When should you use it?

When you run many containers that need scaling, resilience, and automated rollouts.

When should you avoid it?

For a single small app or early-stage project where a simpler platform would do.

Alternatives

Docker SwarmAmazon ECSNomadPlatform-as-a-Service offerings

Related terms

DockerContainerPodHelmMicroservices

Interview questions

Beginner

  • What problem does Kubernetes solve?
  • What is a pod?

Intermediate

  • How does a Deployment differ from a Pod?
  • How does Kubernetes perform a rolling update?

Senior

  • How would you design resource requests and limits to avoid noisy-neighbor problems?
  • How do you handle stateful workloads in Kubernetes?

Common misconceptions

  • "Kubernetes replaces Docker" — false.
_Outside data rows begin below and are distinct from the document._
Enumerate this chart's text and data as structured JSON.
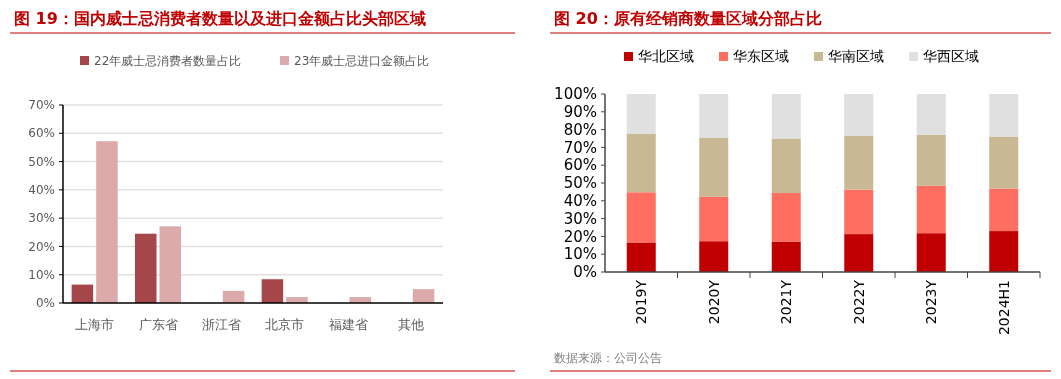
{
  "chart_data": [
    {
      "type": "bar",
      "title": "图 19：国内威士忌消费者数量以及进口金额占比头部区域",
      "categories": [
        "上海市",
        "广东省",
        "浙江省",
        "北京市",
        "福建省",
        "其他"
      ],
      "series": [
        {
          "name": "22年威士忌消费者数量占比",
          "color": "#a5474a",
          "values": [
            6.5,
            24.5,
            null,
            8.4,
            null,
            null
          ]
        },
        {
          "name": "23年威士忌进口金额占比",
          "color": "#dcaaab",
          "values": [
            57.2,
            27.1,
            4.3,
            2.1,
            2.1,
            4.9
          ]
        }
      ],
      "ylim": [
        0,
        70
      ],
      "yticks": [
        {
          "value": 0,
          "label": "0%"
        },
        {
          "value": 10,
          "label": "10%"
        },
        {
          "value": 20,
          "label": "20%"
        },
        {
          "value": 30,
          "label": "30%"
        },
        {
          "value": 40,
          "label": "40%"
        },
        {
          "value": 50,
          "label": "50%"
        },
        {
          "value": 60,
          "label": "60%"
        },
        {
          "value": 70,
          "label": "70%"
        }
      ],
      "grid": "y",
      "legend": "top"
    },
    {
      "type": "bar",
      "title": "图 20：原有经销商数量区域分部占比",
      "categories": [
        "2019Y",
        "2020Y",
        "2021Y",
        "2022Y",
        "2023Y",
        "2024H1"
      ],
      "stacked": true,
      "series": [
        {
          "name": "华北区域",
          "color": "#c00000",
          "values": [
            16.6,
            17.3,
            17.1,
            21.3,
            21.8,
            23.0
          ]
        },
        {
          "name": "华东区域",
          "color": "#ff6f61",
          "values": [
            28.2,
            24.9,
            27.3,
            25.0,
            26.6,
            23.9
          ]
        },
        {
          "name": "华南区域",
          "color": "#c8b994",
          "values": [
            33.0,
            33.3,
            30.6,
            30.3,
            28.8,
            29.2
          ]
        },
        {
          "name": "华西区域",
          "color": "#e0e0e0",
          "values": [
            22.2,
            24.5,
            25.0,
            23.4,
            22.8,
            23.9
          ]
        }
      ],
      "ylim": [
        0,
        100
      ],
      "yticks": [
        {
          "value": 0,
          "label": "0%"
        },
        {
          "value": 10,
          "label": "10%"
        },
        {
          "value": 20,
          "label": "20%"
        },
        {
          "value": 30,
          "label": "30%"
        },
        {
          "value": 40,
          "label": "40%"
        },
        {
          "value": 50,
          "label": "50%"
        },
        {
          "value": 60,
          "label": "60%"
        },
        {
          "value": 70,
          "label": "70%"
        },
        {
          "value": 80,
          "label": "80%"
        },
        {
          "value": 90,
          "label": "90%"
        },
        {
          "value": 100,
          "label": "100%"
        }
      ],
      "grid": false,
      "legend": "top",
      "annotations": [
        "数据来源：公司公告"
      ]
    }
  ]
}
Kubernetes orchestrates containers; Docker is one way to build and run them.
  • "You always need Kubernetes" — many apps are simpler and cheaper without it.

Fun facts

  • The name comes from the Greek word for helmsman or pilot.
  • It is often abbreviated K8s — 'K', eight letters, then 's'.
  • It grew out of Google's internal cluster manager experience.

Timeline

  • 2014 — Open-sourced by Google
  • 2015 — Donated to the Cloud Native Computing Foundation

Learning resources

Quick summary

Kubernetes automates running and scaling containers across many machines, keeping apps healthy without manual babysitting.

Cheat sheet

  • Orchestrates containers across nodes
  • Pods are the smallest deployable unit
  • Declarative desired-state model
  • Self-healing and auto-scaling

If you remember only one thing

Kubernetes keeps your declared number of healthy containers running, automatically.